# Assignment 1: Probability Review

## Submitted By: Aarathi Vijayachandran (244267)

### Assignment question is available here: https://ovgu-ailab.github.io/lgm2024/assignment1.html

# PART - 1
##  Solving via simulation

In [2]:
import numpy as np

def simulate_illness_test(population_size):
    # Generating the sickness status: 1% chance of being sick
    sickness_status = np.random.rand(population_size) < 0.01

    # Generating test results
    # Sick individuals: 99.9% chance of testing positive
    test_results_sick = np.random.rand(population_size) < 0.999
    test_results_sick = np.logical_and(sickness_status, test_results_sick)

    # Healthy individuals: 1% chance of testing positive
    test_results_healthy = np.random.rand(population_size) < 0.01
    test_results_healthy = np.logical_and(~sickness_status, test_results_healthy)

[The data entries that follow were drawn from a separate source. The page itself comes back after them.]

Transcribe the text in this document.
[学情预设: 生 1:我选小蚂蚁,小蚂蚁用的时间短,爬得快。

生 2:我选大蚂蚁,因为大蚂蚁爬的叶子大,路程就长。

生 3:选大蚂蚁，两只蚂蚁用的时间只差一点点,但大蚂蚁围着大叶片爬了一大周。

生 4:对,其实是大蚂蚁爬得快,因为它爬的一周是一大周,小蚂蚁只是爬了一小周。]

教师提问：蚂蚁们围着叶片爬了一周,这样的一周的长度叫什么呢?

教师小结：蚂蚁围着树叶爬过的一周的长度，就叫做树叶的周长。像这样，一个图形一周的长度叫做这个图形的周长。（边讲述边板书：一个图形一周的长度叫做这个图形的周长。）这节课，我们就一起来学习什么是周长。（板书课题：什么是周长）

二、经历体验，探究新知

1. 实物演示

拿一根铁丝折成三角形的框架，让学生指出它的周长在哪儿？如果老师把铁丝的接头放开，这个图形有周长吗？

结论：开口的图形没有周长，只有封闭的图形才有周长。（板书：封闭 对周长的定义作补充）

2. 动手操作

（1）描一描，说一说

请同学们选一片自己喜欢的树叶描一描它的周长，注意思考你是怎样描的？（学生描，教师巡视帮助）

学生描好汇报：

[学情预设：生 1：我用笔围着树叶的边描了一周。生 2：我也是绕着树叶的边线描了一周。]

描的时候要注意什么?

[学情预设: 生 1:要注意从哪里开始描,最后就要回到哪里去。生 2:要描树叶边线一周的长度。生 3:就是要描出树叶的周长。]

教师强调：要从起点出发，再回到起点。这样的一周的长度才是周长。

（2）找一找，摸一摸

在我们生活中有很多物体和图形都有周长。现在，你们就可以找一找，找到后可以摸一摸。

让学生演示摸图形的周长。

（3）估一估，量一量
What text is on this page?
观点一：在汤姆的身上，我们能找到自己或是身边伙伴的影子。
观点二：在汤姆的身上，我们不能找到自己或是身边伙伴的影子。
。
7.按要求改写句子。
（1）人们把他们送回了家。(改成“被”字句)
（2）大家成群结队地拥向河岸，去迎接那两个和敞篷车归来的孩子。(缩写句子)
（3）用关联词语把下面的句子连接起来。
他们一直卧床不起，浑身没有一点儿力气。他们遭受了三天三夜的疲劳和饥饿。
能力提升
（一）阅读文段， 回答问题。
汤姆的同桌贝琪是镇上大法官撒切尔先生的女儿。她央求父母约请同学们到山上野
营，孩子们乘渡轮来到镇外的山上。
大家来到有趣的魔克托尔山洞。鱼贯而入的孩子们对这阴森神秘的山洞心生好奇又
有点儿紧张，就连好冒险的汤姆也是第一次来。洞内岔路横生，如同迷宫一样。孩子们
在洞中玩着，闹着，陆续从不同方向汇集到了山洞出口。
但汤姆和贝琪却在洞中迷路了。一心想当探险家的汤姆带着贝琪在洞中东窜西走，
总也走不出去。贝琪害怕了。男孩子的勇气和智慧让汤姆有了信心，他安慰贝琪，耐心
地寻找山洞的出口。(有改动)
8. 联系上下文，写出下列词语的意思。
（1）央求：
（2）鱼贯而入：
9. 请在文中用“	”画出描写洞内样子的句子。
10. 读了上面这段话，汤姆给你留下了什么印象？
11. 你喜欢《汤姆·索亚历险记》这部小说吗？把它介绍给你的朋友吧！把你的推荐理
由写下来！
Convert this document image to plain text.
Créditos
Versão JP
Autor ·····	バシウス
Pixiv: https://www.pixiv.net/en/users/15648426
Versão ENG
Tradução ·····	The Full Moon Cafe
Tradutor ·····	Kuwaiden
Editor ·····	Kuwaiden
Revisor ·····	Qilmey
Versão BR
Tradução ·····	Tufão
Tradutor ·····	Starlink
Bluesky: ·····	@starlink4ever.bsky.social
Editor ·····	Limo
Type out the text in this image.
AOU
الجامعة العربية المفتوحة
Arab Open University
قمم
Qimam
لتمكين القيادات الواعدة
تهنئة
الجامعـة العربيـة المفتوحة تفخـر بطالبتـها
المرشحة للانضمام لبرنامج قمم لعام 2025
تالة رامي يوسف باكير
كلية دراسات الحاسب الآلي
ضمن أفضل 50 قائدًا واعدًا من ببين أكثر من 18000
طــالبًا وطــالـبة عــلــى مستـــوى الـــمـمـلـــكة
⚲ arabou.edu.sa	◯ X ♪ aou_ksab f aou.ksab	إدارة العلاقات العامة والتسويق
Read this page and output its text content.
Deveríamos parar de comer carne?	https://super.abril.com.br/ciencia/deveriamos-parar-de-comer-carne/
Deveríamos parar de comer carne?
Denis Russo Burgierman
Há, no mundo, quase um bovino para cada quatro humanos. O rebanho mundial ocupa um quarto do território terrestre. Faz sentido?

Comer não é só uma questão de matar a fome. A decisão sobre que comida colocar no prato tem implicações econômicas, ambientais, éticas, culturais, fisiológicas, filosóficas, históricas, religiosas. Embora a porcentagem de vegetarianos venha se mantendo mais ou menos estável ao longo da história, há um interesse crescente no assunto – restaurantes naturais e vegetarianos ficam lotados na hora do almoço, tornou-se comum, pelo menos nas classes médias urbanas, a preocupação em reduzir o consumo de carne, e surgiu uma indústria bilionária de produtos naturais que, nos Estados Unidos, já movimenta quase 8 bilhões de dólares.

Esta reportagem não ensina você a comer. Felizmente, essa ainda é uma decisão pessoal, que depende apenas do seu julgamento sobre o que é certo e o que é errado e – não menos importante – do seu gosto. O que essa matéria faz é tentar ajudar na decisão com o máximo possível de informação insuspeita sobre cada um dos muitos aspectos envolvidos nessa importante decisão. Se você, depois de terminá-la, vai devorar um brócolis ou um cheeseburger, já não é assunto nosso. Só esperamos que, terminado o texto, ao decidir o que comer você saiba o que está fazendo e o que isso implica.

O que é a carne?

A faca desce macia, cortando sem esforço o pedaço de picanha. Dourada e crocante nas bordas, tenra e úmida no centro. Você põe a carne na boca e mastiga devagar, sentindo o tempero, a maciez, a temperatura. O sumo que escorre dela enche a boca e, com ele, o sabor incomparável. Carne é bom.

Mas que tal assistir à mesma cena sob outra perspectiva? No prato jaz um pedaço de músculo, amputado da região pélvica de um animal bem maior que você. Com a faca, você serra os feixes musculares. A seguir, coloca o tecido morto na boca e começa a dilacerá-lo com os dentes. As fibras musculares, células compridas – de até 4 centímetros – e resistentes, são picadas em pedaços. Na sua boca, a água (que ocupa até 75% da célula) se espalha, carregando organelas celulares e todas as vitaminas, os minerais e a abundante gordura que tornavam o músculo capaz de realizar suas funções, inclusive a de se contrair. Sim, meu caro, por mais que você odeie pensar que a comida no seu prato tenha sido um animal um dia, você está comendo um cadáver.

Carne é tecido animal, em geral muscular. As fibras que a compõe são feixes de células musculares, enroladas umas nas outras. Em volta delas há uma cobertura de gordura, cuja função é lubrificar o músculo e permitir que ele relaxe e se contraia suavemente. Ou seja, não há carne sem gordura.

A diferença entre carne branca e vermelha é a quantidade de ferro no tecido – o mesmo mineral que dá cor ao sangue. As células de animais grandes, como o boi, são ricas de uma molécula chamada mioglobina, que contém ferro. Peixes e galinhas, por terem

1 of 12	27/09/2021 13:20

    test_results = np.logical_or(test_results_sick, test_results_healthy)

    # Calculate probability
    true_positives = np.sum(test_results_sick)
    total_positives = np.sum(test_results)
    if total_positives == 0:
        print(f"For a population size of {population_size}: No positives detected.")
        return 0  # Avoid division by zero in case no positives
    probability = true_positives / total_positives
    print(f"For a population size of {population_size}: Probability that an individual actually has the illness, given a positive test result: {probability*100:.2f}%")
    print(f"Out of {total_positives} people that tested positive, {true_positives} are actually sick.\n\n\n")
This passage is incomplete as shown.